Data Source API V2: The most widely used extension point. It lets you write custom connectors for any data source — databases, message queues, file formats, REST APIs — with support for predicate pushdown, column pruning, and parallel reads. V2 sources participate in Catalyst optimization, receiving pushed-down filters and projections.

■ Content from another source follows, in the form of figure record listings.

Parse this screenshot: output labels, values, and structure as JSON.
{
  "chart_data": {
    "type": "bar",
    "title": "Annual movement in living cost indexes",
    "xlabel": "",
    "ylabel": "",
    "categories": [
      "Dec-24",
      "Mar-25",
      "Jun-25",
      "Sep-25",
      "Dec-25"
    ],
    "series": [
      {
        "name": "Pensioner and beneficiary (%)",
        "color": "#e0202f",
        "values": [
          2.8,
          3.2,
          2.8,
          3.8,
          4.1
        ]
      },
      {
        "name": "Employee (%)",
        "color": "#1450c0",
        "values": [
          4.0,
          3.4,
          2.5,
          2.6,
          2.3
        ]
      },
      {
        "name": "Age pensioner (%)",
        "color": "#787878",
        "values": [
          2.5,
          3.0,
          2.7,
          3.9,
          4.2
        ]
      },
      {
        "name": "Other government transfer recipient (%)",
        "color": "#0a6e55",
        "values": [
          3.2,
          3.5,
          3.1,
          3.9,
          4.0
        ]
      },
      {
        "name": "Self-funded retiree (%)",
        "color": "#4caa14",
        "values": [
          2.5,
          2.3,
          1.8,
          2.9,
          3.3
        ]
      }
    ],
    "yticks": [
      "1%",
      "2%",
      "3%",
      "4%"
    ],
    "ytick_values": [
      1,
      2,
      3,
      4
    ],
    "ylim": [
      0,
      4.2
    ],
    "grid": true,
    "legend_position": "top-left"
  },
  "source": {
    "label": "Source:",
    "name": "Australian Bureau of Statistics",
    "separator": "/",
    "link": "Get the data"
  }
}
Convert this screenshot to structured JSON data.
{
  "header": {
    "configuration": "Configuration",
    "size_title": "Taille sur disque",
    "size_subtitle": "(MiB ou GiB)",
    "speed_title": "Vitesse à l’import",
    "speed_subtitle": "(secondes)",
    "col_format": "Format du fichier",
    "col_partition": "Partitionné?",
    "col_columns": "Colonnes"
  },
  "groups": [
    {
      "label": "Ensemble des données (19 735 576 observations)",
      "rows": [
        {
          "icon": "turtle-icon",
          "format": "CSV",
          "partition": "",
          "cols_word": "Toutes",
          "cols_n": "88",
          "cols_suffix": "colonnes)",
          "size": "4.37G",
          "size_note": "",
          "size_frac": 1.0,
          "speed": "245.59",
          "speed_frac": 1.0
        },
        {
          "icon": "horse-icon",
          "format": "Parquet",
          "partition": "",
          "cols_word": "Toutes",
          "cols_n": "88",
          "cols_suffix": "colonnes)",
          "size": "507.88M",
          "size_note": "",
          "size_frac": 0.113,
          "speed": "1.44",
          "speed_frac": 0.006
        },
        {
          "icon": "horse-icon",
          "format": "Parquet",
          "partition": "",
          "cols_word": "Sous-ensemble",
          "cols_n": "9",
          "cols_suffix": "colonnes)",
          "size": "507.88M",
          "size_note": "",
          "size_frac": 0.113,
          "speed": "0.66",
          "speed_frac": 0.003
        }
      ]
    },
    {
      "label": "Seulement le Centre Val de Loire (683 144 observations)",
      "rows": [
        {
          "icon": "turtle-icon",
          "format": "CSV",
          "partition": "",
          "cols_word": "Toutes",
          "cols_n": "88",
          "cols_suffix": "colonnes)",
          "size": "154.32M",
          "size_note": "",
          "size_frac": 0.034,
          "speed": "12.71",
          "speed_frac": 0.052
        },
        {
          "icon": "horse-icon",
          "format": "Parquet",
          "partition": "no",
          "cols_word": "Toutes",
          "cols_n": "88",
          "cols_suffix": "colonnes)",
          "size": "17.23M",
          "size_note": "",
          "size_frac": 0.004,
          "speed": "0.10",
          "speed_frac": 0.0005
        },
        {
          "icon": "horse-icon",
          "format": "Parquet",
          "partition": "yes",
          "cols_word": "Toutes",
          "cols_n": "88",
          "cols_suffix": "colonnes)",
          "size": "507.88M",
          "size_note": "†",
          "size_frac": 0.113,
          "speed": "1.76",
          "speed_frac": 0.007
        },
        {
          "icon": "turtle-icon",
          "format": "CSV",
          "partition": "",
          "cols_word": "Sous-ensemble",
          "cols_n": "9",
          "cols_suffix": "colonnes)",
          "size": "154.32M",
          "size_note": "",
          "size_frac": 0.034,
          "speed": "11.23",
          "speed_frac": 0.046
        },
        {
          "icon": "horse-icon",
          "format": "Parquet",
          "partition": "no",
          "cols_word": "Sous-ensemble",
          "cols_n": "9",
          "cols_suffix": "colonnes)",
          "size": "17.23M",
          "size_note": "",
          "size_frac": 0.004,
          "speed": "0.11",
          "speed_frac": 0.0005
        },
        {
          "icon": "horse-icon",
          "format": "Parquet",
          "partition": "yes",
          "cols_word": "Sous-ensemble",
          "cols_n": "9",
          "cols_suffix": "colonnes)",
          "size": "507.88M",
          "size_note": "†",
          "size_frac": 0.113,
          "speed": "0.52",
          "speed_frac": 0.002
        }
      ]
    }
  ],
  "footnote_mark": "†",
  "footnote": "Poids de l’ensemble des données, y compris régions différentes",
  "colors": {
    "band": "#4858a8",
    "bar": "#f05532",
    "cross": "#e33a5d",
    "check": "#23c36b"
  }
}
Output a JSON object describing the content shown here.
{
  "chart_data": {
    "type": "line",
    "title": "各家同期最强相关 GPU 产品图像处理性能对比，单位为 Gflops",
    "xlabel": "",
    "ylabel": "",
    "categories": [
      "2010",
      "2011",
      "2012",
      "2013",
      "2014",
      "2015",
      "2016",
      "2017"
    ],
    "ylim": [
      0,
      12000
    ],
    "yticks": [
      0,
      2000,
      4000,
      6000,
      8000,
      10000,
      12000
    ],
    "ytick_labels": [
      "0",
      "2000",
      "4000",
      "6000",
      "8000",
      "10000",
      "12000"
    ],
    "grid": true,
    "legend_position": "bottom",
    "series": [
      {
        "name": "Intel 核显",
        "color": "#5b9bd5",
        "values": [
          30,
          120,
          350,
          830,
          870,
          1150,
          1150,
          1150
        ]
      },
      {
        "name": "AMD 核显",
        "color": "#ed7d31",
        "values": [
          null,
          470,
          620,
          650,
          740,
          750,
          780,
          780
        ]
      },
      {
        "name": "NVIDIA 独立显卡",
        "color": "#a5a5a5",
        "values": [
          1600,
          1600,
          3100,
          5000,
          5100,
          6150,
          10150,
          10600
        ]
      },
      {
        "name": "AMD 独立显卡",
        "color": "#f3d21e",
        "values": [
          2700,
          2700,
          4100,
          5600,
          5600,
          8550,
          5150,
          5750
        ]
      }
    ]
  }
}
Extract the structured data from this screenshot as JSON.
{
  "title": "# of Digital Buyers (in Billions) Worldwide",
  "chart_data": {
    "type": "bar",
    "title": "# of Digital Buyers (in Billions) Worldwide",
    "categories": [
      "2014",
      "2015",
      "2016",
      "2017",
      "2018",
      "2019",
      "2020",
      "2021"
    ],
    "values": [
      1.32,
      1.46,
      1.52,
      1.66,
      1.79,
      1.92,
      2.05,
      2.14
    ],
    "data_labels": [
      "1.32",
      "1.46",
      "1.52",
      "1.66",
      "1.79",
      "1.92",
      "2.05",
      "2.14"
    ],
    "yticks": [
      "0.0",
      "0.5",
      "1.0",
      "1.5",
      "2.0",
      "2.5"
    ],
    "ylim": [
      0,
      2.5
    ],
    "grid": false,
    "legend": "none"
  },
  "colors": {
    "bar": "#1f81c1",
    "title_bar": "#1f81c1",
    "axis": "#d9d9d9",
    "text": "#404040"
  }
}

Tip: When deciding which extension point to use, think about which phase of execution you need to intercept. If you need to change how queries are interpreted, inject parser or analyzer rules. If you need to optimize for a specific storage system, use Data Source V2's pushdown capabilities. If you need to modify the execution environment, use the Plugin system.

Putting It All Together

Over these five articles, we've traced the complete path through Apache Spark:

  1. Architecture and Module Map — the monorepo's ~40 modules organized in three layers
  2. Boot Sequence — from spark-submit through SparkContext's carefully ordered initialization
  3. Catalyst Pipeline — SQL text through TreeNode transforms to optimized logical plans
  4. Execution Engine — RDDs, stages, tasks, shuffles, and adaptive re-optimization
  5. Connect and Extensibility — the gRPC client-server split and the plug-in architecture

The unifying insight is that Spark is built as a series of clean abstractions — TreeNode for plans, RDD for distributed data, Rule for transformations, ShuffleManager for data exchange — each with well-defined extension points. This layered, pluggable architecture is what has allowed Spark to evolve from a research project into the backbone of the modern data stack, adapted by thousands of organizations to their unique infrastructure and workloads.

Whether you're debugging a slow query by inspecting Catalyst's optimization passes, contributing a new optimizer rule, building a Spark Connect client in a new language, or implementing a custom shuffle service, you now have the map to navigate Spark's codebase with confidence. Start from the entry points, trace the execution path, and let the abstractions guide you.